Can't we have one Olympics that doesn't end with Canadians digging up a curse?
When Simon Whitfield crashed on Tuesday in the Olympic men's triathlon — I don't know about you but thanks to him I'll probably go around all day saying "stupid speed bump" in a Homer Simpson voice — an age-old belief was exhumed.
Canadian Olympic lore holds that the athlete selected to carry the Maple Leaf at the Opening Ceremony is doomed to disappoint in her/his event. It's an easy way out. It became evident from early on in the tri that the 37-year-old Whitfield had no shot at the podium in a field where British twins Alistair (gold) and Jonathan Brownlee (bronze) were in the lead pack basically from wire to wire.

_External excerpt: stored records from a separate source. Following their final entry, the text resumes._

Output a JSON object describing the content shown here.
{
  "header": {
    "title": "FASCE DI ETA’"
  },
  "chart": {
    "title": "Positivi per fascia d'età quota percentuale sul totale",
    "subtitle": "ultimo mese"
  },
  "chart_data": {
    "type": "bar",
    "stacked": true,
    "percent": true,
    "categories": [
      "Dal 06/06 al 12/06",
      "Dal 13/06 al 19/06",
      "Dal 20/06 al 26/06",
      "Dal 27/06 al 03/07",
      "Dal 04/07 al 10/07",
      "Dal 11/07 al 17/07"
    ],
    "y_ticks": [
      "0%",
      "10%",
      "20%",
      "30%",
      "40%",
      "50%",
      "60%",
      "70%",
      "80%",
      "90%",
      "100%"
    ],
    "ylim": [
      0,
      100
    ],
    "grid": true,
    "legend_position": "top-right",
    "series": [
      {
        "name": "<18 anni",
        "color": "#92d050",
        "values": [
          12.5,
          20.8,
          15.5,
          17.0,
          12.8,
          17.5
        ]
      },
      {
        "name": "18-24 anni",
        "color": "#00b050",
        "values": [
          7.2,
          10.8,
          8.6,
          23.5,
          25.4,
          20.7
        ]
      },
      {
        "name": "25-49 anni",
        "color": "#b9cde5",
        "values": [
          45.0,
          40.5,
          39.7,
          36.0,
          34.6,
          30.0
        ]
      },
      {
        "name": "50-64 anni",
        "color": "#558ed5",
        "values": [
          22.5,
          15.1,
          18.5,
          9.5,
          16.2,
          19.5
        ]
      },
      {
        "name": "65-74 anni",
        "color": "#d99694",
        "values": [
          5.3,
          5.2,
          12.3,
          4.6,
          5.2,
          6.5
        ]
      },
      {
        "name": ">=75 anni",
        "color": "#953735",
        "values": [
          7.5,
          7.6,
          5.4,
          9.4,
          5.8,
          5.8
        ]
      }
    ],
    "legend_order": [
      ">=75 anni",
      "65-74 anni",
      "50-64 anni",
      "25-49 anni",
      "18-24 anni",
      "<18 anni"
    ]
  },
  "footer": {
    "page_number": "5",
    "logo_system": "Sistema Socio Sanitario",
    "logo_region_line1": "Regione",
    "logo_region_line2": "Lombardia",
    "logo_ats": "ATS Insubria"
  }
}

One of the more enduring lines in the film version of Friday Night Lights is when Billy Bob Thornton whispers, "Ain't no curses" to his quarterback just before the coin flip that decides whether the team will make the playoffs. That seems to be a good rule of thumb. So where did the curse get started and is there any validity to it?
The notion got traction in the 1990s. First Kurt Browning, a multi-time world figure skating champion, failed to medal in Lillehammer in 1994. Four years later, freestyle skier Jean-Luc Brassard failed to defend his Olympic moguls title. On the summer side, in Athens in 2004, Nicolas Gill carried the Maple Leaf and promptly was eliminated from judo in his first match. Judo can be an on-any-given-day affair, though; the Gill-coached Antoine Valois-Fortier just won a bronze at London 2012 after coming in ranked 17th worldwide in his weight class.
People probably remember the flag bearers who failed since those are the athletes who come in with the higher Q rating and more media build-up. All told, though, it's hard to see how it holds water.
Speed skater and current CTV studio host Catriona Le May Doan went on to win a gold medal in 2002. Clara Hughes, who carried the flag in Vancouver 2010, won a somewhat unexpected speed skating bronze medal at the advanced age of 37.
On the summer side, kayaker Adam van Koeverden shook off the supposed curse to win two silvers in Beijing in 2008.
Curses in sports are just convenient outs, mostly. The Chicago Cubs' decades-long pennant drought isn't due to a curse. It owes more to a business structure that relies more on Wrigley Field being the world's largest outdoor singles bar than on actually winning. There have been good reasons each time the NFL's Minnesota Vikings have failed to reach the Super Bowl in the past 35 years, despite being an above-average franchise.
If there was a flag bearer curse, it surely would have thrown off other Canadian flag bearers. Swimmer Alex Baumann (1984), speed skater Gaetan Boucher ('84) and synchro's Carolyn Waldo (1988) were each double gold medallists.
There have been others who had a disappointing Olympics. Ken Read of Crazy Canucks fame fell in his alpine skiing event in 1980. But that's a hazard of skiing and well, it did good service to the team's legend.
There's always a specific logical explanation. The transition from swimming to cycling in triathlon is fraught with calamity. Trying to get the wetsuit off, put on shoes and get away on the bike, even to an Olympian, is like what rushing to get out the door in the morning is for the rest of us. Haste leads to tripping and falling.
At least Whitfield found some gallows humour in it.
"I hit the speed bump just as I went to put my shoe on, I think," Whitfield said. "I'm not quite sure what happened. I hit the speed bump on a funny angle and ended up crowd surfing, which is good for concerts and not so good for sport events.
"My bike went out from underneath me. I have some pretty serious gashes: My big toe is stitched up, both knees have seen better days, my shins have seen better days. I've got a good goose egg on my head." (National Post)
Believing in sports curses is in the same vein. 'Tis simpler to go along with the notion of a jinx than to confront the sometimes harsh truth. Or deal with the disappoint head-on like Whitfield did today. But believing it exists and will be broken, who knows, might spur people to be optimistic.